Even if law enforcement decides to open an investigation, the distributed risk principle hinders the investigation. The hackers themselves barely handle the stolen data, and in many cases they contract out the distribution of their malware. Furthermore, the information is sold to individuals who themselves do not commit fraud, but instead, sell the information to others who actually commit the fraud. The risk is shared by several links in a supply chain, but all of the money flows up to the cartel. Some researchers estimate that these cartels earn their members millions of dollars each month. (Berinato, Hacker Economics 2: Conspiracy of Apathy)

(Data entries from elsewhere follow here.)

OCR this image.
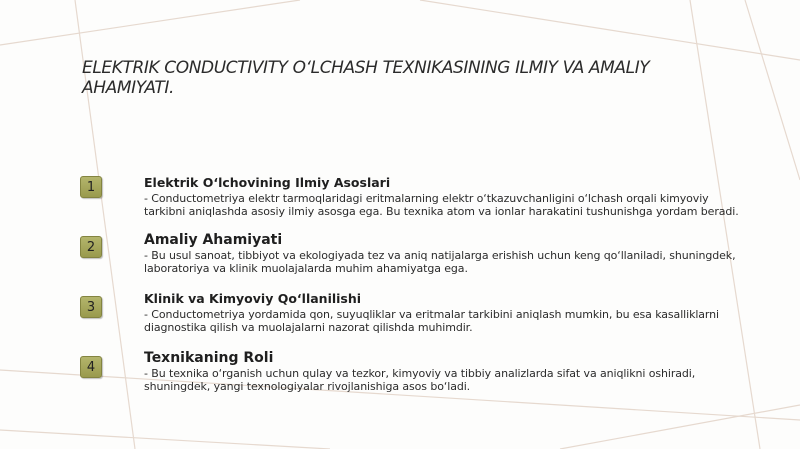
ELEKTRIK CONDUCTIVITY O‘LCHASH TEXNIKASINING ILMIY VA AMALIY AHAMIYATI.
1	Elektrik O‘lchovining Ilmiy Asoslari
- Conductometriya elektr tarmoqlaridagi eritmalarning elektr o‘tkazuvchanligini o‘lchash orqali kimyoviy tarkibni aniqlashda asosiy ilmiy asosga ega. Bu texnika atom va ionlar harakatini tushunishga yordam beradi.
2	Amaliy Ahamiyati
- Bu usul sanoat, tibbiyot va ekologiyada tez va aniq natijalarga erishish uchun keng qo‘llaniladi, shuningdek, laboratoriya va klinik muolajalarda muhim ahamiyatga ega.
3
Klinik va Kimyoviy Qo‘llanilishi
- Conductometriya yordamida qon, suyuqliklar va eritmalar tarkibini aniqlash mumkin, bu esa kasalliklarni diagnostika qilish va muolajalarni nazorat qilishda muhimdir.
4
Texnikaning Roli
- Bu texnika o‘rganish uchun qulay va tezkor, kimyoviy va tibbiy analizlarda sifat va aniqlikni oshiradi, shuningdek, yangi texnologiyalar rivojlanishiga asos bo‘ladi.
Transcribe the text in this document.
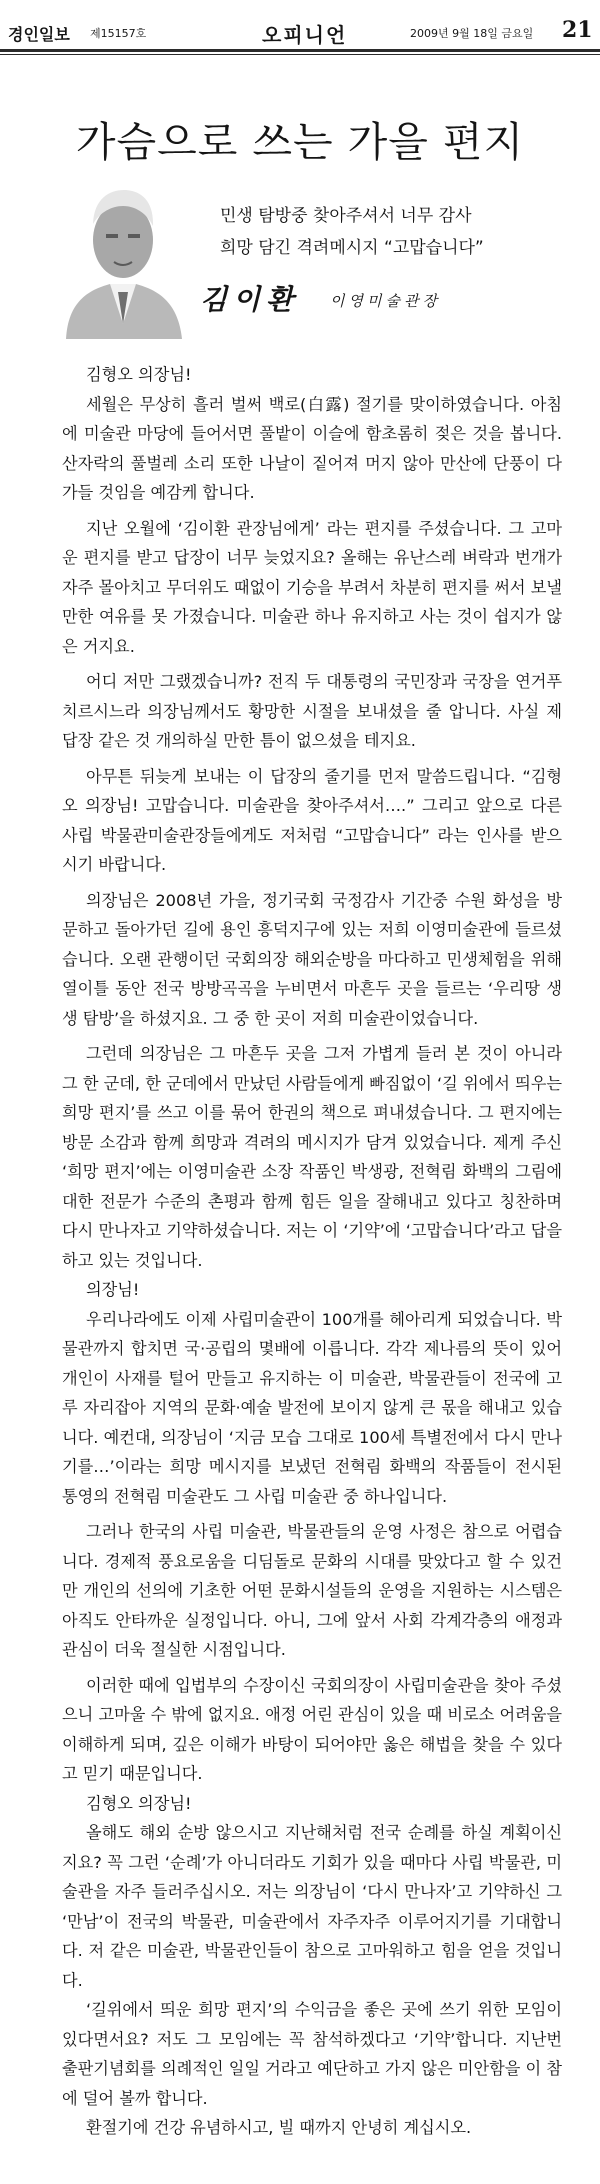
경인일보 제15157호	오피니언	2009년 9월 18일 금요일 21
가슴으로 쓰는 가을 편지
민생 탐방중 찾아주셔서 너무 감사
희망 담긴 격려메시지 “고맙습니다”
김이환 이영미술관장

김형오 의장님!

세월은 무상히 흘러 벌써 백로(白露) 절기를 맞이하였습니다. 아침에 미술관 마당에 들어서면 풀밭이 이슬에 함초롬히 젖은 것을 봅니다. 산자락의 풀벌레 소리 또한 나날이 짙어져 머지 않아 만산에 단풍이 다가들 것임을 예감케 합니다.

지난 오월에 ‘김이환 관장님에게’ 라는 편지를 주셨습니다. 그 고마운 편지를 받고 답장이 너무 늦었지요? 올해는 유난스레 벼락과 번개가 자주 몰아치고 무더위도 때없이 기승을 부려서 차분히 편지를 써서 보낼 만한 여유를 못 가졌습니다. 미술관 하나 유지하고 사는 것이 쉽지가 않은 거지요.

어디 저만 그랬겠습니까? 전직 두 대통령의 국민장과 국장을 연거푸 치르시느라 의장님께서도 황망한 시절을 보내셨을 줄 압니다. 사실 제 답장 같은 것 개의하실 만한 틈이 없으셨을 테지요.

아무튼 뒤늦게 보내는 이 답장의 줄기를 먼저 말씀드립니다. “김형오 의장님! 고맙습니다. 미술관을 찾아주셔서….” 그리고 앞으로 다른 사립 박물관미술관장들에게도 저처럼 “고맙습니다” 라는 인사를 받으시기 바랍니다.

의장님은 2008년 가을, 정기국회 국정감사 기간중 수원 화성을 방문하고 돌아가던 길에 용인 흥덕지구에 있는 저희 이영미술관에 들르셨습니다. 오랜 관행이던 국회의장 해외순방을 마다하고 민생체험을 위해 열이틀 동안 전국 방방곡곡을 누비면서 마흔두 곳을 들르는 ‘우리땅 생생 탐방’을 하셨지요. 그 중 한 곳이 저희 미술관이었습니다.

그런데 의장님은 그 마흔두 곳을 그저 가볍게 들러 본 것이 아니라 그 한 군데, 한 군데에서 만났던 사람들에게 빠짐없이 ‘길 위에서 띄우는 희망 편지’를 쓰고 이를 묶어 한권의 책으로 펴내셨습니다. 그 편지에는 방문 소감과 함께 희망과 격려의 메시지가 담겨 있었습니다. 제게 주신 ‘희망 편지’에는 이영미술관 소장 작품인 박생광, 전혁림 화백의 그림에 대한 전문가 수준의 촌평과 함께 힘든 일을 잘해내고 있다고 칭찬하며 다시 만나자고 기약하셨습니다. 저는 이 ‘기약’에 ‘고맙습니다’라고 답을 하고 있는 것입니다.

의장님!

우리나라에도 이제 사립미술관이 100개를 헤아리게 되었습니다. 박물관까지 합치면 국·공립의 몇배에 이릅니다. 각각 제나름의 뜻이 있어 개인이 사재를 털어 만들고 유지하는 이 미술관, 박물관들이 전국에 고루 자리잡아 지역의 문화·예술 발전에 보이지 않게 큰 몫을 해내고 있습니다. 예컨대, 의장님이 ‘지금 모습 그대로 100세 특별전에서 다시 만나기를…’이라는 희망 메시지를 보냈던 전혁림 화백의 작품들이 전시된 통영의 전혁림 미술관도 그 사립 미술관 중 하나입니다.

그러나 한국의 사립 미술관, 박물관들의 운영 사정은 참으로 어렵습니다. 경제적 풍요로움을 디딤돌로 문화의 시대를 맞았다고 할 수 있건만 개인의 선의에 기초한 어떤 문화시설들의 운영을 지원하는 시스템은 아직도 안타까운 실정입니다. 아니, 그에 앞서 사회 각계각층의 애정과 관심이 더욱 절실한 시점입니다.

이러한 때에 입법부의 수장이신 국회의장이 사립미술관을 찾아 주셨으니 고마울 수 밖에 없지요. 애정 어린 관심이 있을 때 비로소 어려움을 이해하게 되며, 깊은 이해가 바탕이 되어야만 옳은 해법을 찾을 수 있다고 믿기 때문입니다.

김형오 의장님!

올해도 해외 순방 않으시고 지난해처럼 전국 순례를 하실 계획이신지요? 꼭 그런 ‘순례’가 아니더라도 기회가 있을 때마다 사립 박물관, 미술관을 자주 들러주십시오. 저는 의장님이 ‘다시 만나자’고 기약하신 그 ‘만남’이 전국의 박물관, 미술관에서 자주자주 이루어지기를 기대합니다. 저 같은 미술관, 박물관인들이 참으로 고마워하고 힘을 얻을 것입니다.

‘길위에서 띄운 희망 편지’의 수익금을 좋은 곳에 쓰기 위한 모임이 있다면서요? 저도 그 모임에는 꼭 참석하겠다고 ‘기약’합니다. 지난번 출판기념회를 의례적인 일일 거라고 예단하고 가지 않은 미안함을 이 참에 덜어 볼까 합니다.

환절기에 건강 유념하시고, 빌 때까지 안녕히 계십시오.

One of the first Trojans used to steal personal information is believed to have operated undetected for as long as nine months, during which it collected millions of personal credentials. Each month, Secure Science, a security research firm, discovers 3 million compromised login credentials for banks, online e-mail accounts and anything else that requires a username and password on the Internet. They also intercept 250,000 stolen credit cards every month, and that is just one company. (Berinato, Hacker Economics 1: Malware as a Service)

?Do you have a credit card? They?ve got it,? states a former hacker turned Internet security researcher. ?I?m not exaggerating. Your numbers will be compromised four or five times, even if they?re not used yet.? (Berinato, Hacker Economics 1: Malware as a Service)

How do they do it? The current distribution method of choice is to use an iFrame to download a form-grabbing Trojan onto the victim?s computer. iFrames are a feature of your web browser that allows websites to deliver content from remote websites in a frame on a page. As an example, think of the current weather conditions streamed from weather.com into a small box on a newspaper?s website. Hackers, on the other hand, build invisible iFrames into webpages. The iFrame contains a tiny piece of software called a downloader which downloads malware onto the user?s computer. (Berinato, Death by iFrame)

iFrames are so effective that a new business has emerged around them. These new companies pay for clickthroughs. If you agree to host their iFrame code on your website, you will receive a payment each week, contingent on 1,000 clickthroughs. They will even sell you malware code if you do not have your own. Research by the anti-virus company Sophos shows 8,000 new webpages each day hosting illicit code or activity, most of which are iFrame exploits. In fact, some 70 percent are found on legitimate websites which contained vulnerabilities that allowed the iFramers to inject their criminal code. Now, with a portfolio of infected sites, these companies sell access to their network at one dollar per infection. (Berinato, Death by iFrame)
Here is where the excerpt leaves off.